La Colombie

Question de leadership

13 septembre 2020-11: 40 p. m.
Pour:

Victor Diusabá Rojas

Entre la douleur et le sentiment d'impuissance dû au moment sombre et incertain actuel en Colombie, comment redresser le cap, non par la force mais par la raison, en plus d'avoir la participation de larges secteurs de la vie nationale?

Certains diront que c'est à cela que sert le gouvernement national. Oui, du moins nous l'espérons; ou mieux, nous l'espérons.
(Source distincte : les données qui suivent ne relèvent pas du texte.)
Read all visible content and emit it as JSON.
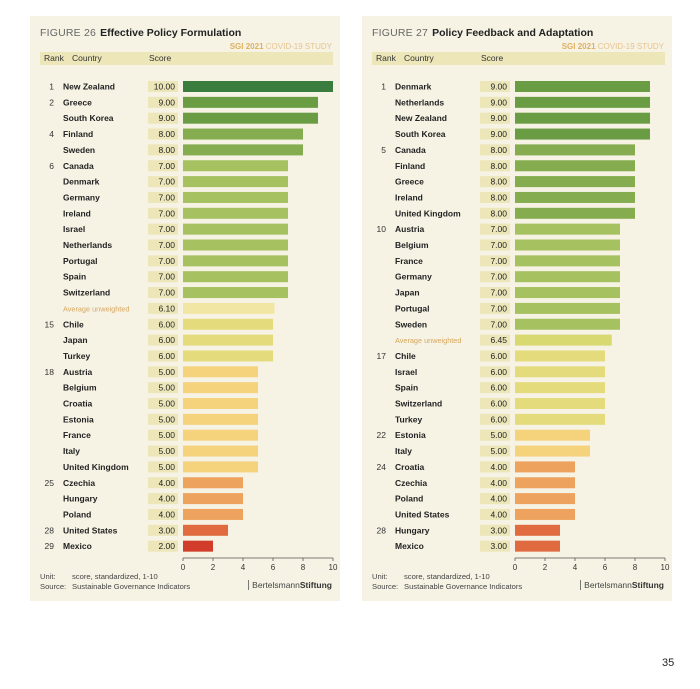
{
  "page_number": "35",
  "chart_data": [
    {
      "type": "bar",
      "figure_number": "FIGURE 26",
      "title": "Effective Policy Formulation",
      "study_label_a": "SGI 2021",
      "study_label_b": "COVID-19 STUDY",
      "header": {
        "rank": "Rank",
        "country": "Country",
        "score": "Score"
      },
      "xlim": [
        0,
        10
      ],
      "x_ticks": [
        "0",
        "2",
        "4",
        "6",
        "8",
        "10"
      ],
      "rows": [
        {
          "rank": "1",
          "country": "New Zealand",
          "score": "10.00",
          "value": 10.0,
          "color": "#3a7d3e"
        },
        {
          "rank": "2",
          "country": "Greece",
          "score": "9.00",
          "value": 9.0,
          "color": "#6a9c44"
        },
        {
          "rank": "",
          "country": "South Korea",
          "score": "9.00",
          "value": 9.0,
          "color": "#6a9c44"
        },
        {
          "rank": "4",
          "country": "Finland",
          "score": "8.00",
          "value": 8.0,
          "color": "#85ac4e"
        },
        {
          "rank": "",
          "country": "Sweden",
          "score": "8.00",
          "value": 8.0,
          "color": "#85ac4e"
        },
        {
          "rank": "6",
          "country": "Canada",
          "score": "7.00",
          "value": 7.0,
          "color": "#a5c160"
        },
        {
          "rank": "",
          "country": "Denmark",
          "score": "7.00",
          "value": 7.0,
          "color": "#a5c160"
        },
        {
          "rank": "",
          "country": "Germany",
          "score": "7.00",
          "value": 7.0,
          "color": "#a5c160"
        },
        {
          "rank": "",
          "country": "Ireland",
          "score": "7.00",
          "value": 7.0,
          "color": "#a5c160"
        },
        {
          "rank": "",
          "country": "Israel",
          "score": "7.00",
          "value": 7.0,
          "color": "#a5c160"
        },
        {
          "rank": "",
          "country": "Netherlands",
          "score": "7.00",
          "value": 7.0,
          "color": "#a5c160"
        },
        {
          "rank": "",
          "country": "Portugal",
          "score": "7.00",
          "value": 7.0,
          "color": "#a5c160"
        },
        {
          "rank": "",
          "country": "Spain",
          "score": "7.00",
          "value": 7.0,
          "color": "#a5c160"
        },
        {
          "rank": "",
          "country": "Switzerland",
          "score": "7.00",
          "value": 7.0,
          "color": "#a5c160"
        },
        {
          "rank": "",
          "country": "Average unweighted",
          "score": "6.10",
          "value": 6.1,
          "color": "#f2e6a4",
          "average": true
        },
        {
          "rank": "15",
          "country": "Chile",
          "score": "6.00",
          "value": 6.0,
          "color": "#e4dc7c"
        },
        {
          "rank": "",
          "country": "Japan",
          "score": "6.00",
          "value": 6.0,
          "color": "#e4dc7c"
        },
        {
          "rank": "",
          "country": "Turkey",
          "score": "6.00",
          "value": 6.0,
          "color": "#e4dc7c"
        },
        {
          "rank": "18",
          "country": "Austria",
          "score": "5.00",
          "value": 5.0,
          "color": "#f5d27c"
        },
        {
          "rank": "",
          "country": "Belgium",
          "score": "5.00",
          "value": 5.0,
          "color": "#f5d27c"
        },
        {
          "rank": "",
          "country": "Croatia",
          "score": "5.00",
          "value": 5.0,
          "color": "#f5d27c"
        },
        {
          "rank": "",
          "country": "Estonia",
          "score": "5.00",
          "value": 5.0,
          "color": "#f5d27c"
        },
        {
          "rank": "",
          "country": "France",
          "score": "5.00",
          "value": 5.0,
          "color": "#f5d27c"
        },
        {
          "rank": "",
          "country": "Italy",
          "score": "5.00",
          "value": 5.0,
          "color": "#f5d27c"
        },
        {
          "rank": "",
          "country": "United Kingdom",
          "score": "5.00",
          "value": 5.0,
          "color": "#f5d27c"
        },
        {
          "rank": "25",
          "country": "Czechia",
          "score": "4.00",
          "value": 4.0,
          "color": "#eda35e"
        },
        {
          "rank": "",
          "country": "Hungary",
          "score": "4.00",
          "value": 4.0,
          "color": "#eda35e"
        },
        {
          "rank": "",
          "country": "Poland",
          "score": "4.00",
          "value": 4.0,
          "color": "#eda35e"
        },
        {
          "rank": "28",
          "country": "United States",
          "score": "3.00",
          "value": 3.0,
          "color": "#e06b40"
        },
        {
          "rank": "29",
          "country": "Mexico",
          "score": "2.00",
          "value": 2.0,
          "color": "#d23c2a"
        }
      ],
      "unit_label": "Unit:",
      "unit_text": "score, standardized, 1-10",
      "source_label": "Source:",
      "source_text": "Sustainable Governance Indicators",
      "brand_a": "Bertelsmann",
      "brand_b": "Stiftung"
    },
    {
      "type": "bar",
      "figure_number": "FIGURE 27",
      "title": "Policy Feedback and Adaptation",
      "study_label_a": "SGI 2021",
      "study_label_b": "COVID-19 STUDY",
      "header": {
        "rank": "Rank",
        "country": "Country",
        "score": "Score"
      },
      "xlim": [
        0,
        10
      ],
      "x_ticks": [
        "0",
        "2",
        "4",
        "6",
        "8",
        "10"
      ],
      "rows": [
        {
          "rank": "1",
          "country": "Denmark",
          "score": "9.00",
          "value": 9.0,
          "color": "#6a9c44"
        },
        {
          "rank": "",
          "country": "Netherlands",
          "score": "9.00",
          "value": 9.0,
          "color": "#6a9c44"
        },
        {
          "rank": "",
          "country": "New Zealand",
          "score": "9.00",
          "value": 9.0,
          "color": "#6a9c44"
        },
        {
          "rank": "",
          "country": "South Korea",
          "score": "9.00",
          "value": 9.0,
          "color": "#6a9c44"
        },
        {
          "rank": "5",
          "country": "Canada",
          "score": "8.00",
          "value": 8.0,
          "color": "#85ac4e"
        },
        {
          "rank": "",
          "country": "Finland",
          "score": "8.00",
          "value": 8.0,
          "color": "#85ac4e"
        },
        {
          "rank": "",
          "country": "Greece",
          "score": "8.00",
          "value": 8.0,
          "color": "#85ac4e"
        },
        {
          "rank": "",
          "country": "Ireland",
          "score": "8.00",
          "value": 8.0,
          "color": "#85ac4e"
        },
        {
          "rank": "",
          "country": "United Kingdom",
          "score": "8.00",
          "value": 8.0,
          "color": "#85ac4e"
        },
        {
          "rank": "10",
          "country": "Austria",
          "score": "7.00",
          "value": 7.0,
          "color": "#a5c160"
        },
        {
          "rank": "",
          "country": "Belgium",
          "score": "7.00",
          "value": 7.0,
          "color": "#a5c160"
        },
        {
          "rank": "",
          "country": "France",
          "score": "7.00",
          "value": 7.0,
          "color": "#a5c160"
        },
        {
          "rank": "",
          "country": "Germany",
          "score": "7.00",
          "value": 7.0,
          "color": "#a5c160"
        },
        {
          "rank": "",
          "country": "Japan",
          "score": "7.00",
          "value": 7.0,
          "color": "#a5c160"
        },
        {
          "rank": "",
          "country": "Portugal",
          "score": "7.00",
          "value": 7.0,
          "color": "#a5c160"
        },
        {
          "rank": "",
          "country": "Sweden",
          "score": "7.00",
          "value": 7.0,
          "color": "#a5c160"
        },
        {
          "rank": "",
          "country": "Average unweighted",
          "score": "6.45",
          "value": 6.45,
          "color": "#d8d970",
          "average": true
        },
        {
          "rank": "17",
          "country": "Chile",
          "score": "6.00",
          "value": 6.0,
          "color": "#e4dc7c"
        },
        {
          "rank": "",
          "country": "Israel",
          "score": "6.00",
          "value": 6.0,
          "color": "#e4dc7c"
        },
        {
          "rank": "",
          "country": "Spain",
          "score": "6.00",
          "value": 6.0,
          "color": "#e4dc7c"
        },
        {
          "rank": "",
          "country": "Switzerland",
          "score": "6.00",
          "value": 6.0,
          "color": "#e4dc7c"
        },
        {
          "rank": "",
          "country": "Turkey",
          "score": "6.00",
          "value": 6.0,
          "color": "#e4dc7c"
        },
        {
          "rank": "22",
          "country": "Estonia",
          "score": "5.00",
          "value": 5.0,
          "color": "#f5d27c"
        },
        {
          "rank": "",
          "country": "Italy",
          "score": "5.00",
          "value": 5.0,
          "color": "#f5d27c"
        },
        {
          "rank": "24",
          "country": "Croatia",
          "score": "4.00",
          "value": 4.0,
          "color": "#eda35e"
        },
        {
          "rank": "",
          "country": "Czechia",
          "score": "4.00",
          "value": 4.0,
          "color": "#eda35e"
        },
        {
          "rank": "",
          "country": "Poland",
          "score": "4.00",
          "value": 4.0,
          "color": "#eda35e"
        },
        {
          "rank": "",
          "country": "United States",
          "score": "4.00",
          "value": 4.0,
          "color": "#eda35e"
        },
        {
          "rank": "28",
          "country": "Hungary",
          "score": "3.00",
          "value": 3.0,
          "color": "#e06b40"
        },
        {
          "rank": "",
          "country": "Mexico",
          "score": "3.00",
          "value": 3.0,
          "color": "#e06b40"
        }
      ],
      "unit_label": "Unit:",
      "unit_text": "score, standardized, 1-10",
      "source_label": "Source:",
      "source_text": "Sustainable Governance Indicators",
      "brand_a": "Bertelsmann",
      "brand_b": "Stiftung"
    }
  ]
}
Mais pour cela, un leadership est urgent, cette espèce en extinction dans la classe dirigeante de notre temps.

De quoi avez-vous besoin?: Contexte et forme. Le premier les oblige à se dessaisir de tout intérêt particulier ou partisan. Comme le dit la maxime attribuée à Winston Churchill, «la différence entre un homme d'État et un démagogue (ou quoi que ce soit, je le note) est que tandis que ce dernier pense aux prochaines élections, l'autre, l'homme d'État, s'inquiète pour les prochaines générations» .

Et il arrive que lorsque l'on travaille avec la myopie de petites causes, la capacité de réaction est limitée soit pour bien sortir, soit pour essayer de calmer les eaux. C'est, au milieu de tempêtes parfaites comme celle-ci que nous subissons, de s'armer d'un parapluie pour résister à un ouragan. D'autant plus quand il s'agit du manque de respect de la vie (au moins treize morts et 178 blessés – ce dernier parmi des civils et des policiers – dans les événements de rue de ces derniers jours, auxquels s'ajoutent les victimes plus de 50 massacres, chefs sociaux tombés au combat, peuples autochtones, afro-descendants, réinsérés, soldats et policiers assassinés, entre autres, tous des Colombiens).

Par conséquent, si ce que l'on entend est juste de s'en tirer devant certains patrons et amis, ça paie cash en termes de confiance et de crédibilité auprès de la communauté, et dans le jugement implacable de l'histoire.

L'autre, la forme (aussi importante dans l'exercice politique que la substance elle-même) ne peut être laissée entre les mains de tiers, ou de médiocres secondes.

Sur ce point, bonne expérience et bonne forme, il y avait une leçon de ces jours qui n'était pas inédite. Il a été donné par la maire de Bogotá, Claudia López, à l'aube de jeudi. La même Claudia dont, je dois le dire, je suis séparé par son exercice contre la liberté (lire son anti-corrida et son arbitraire), mais cela ne veut pas dire que je ne reconnais pas ses succès.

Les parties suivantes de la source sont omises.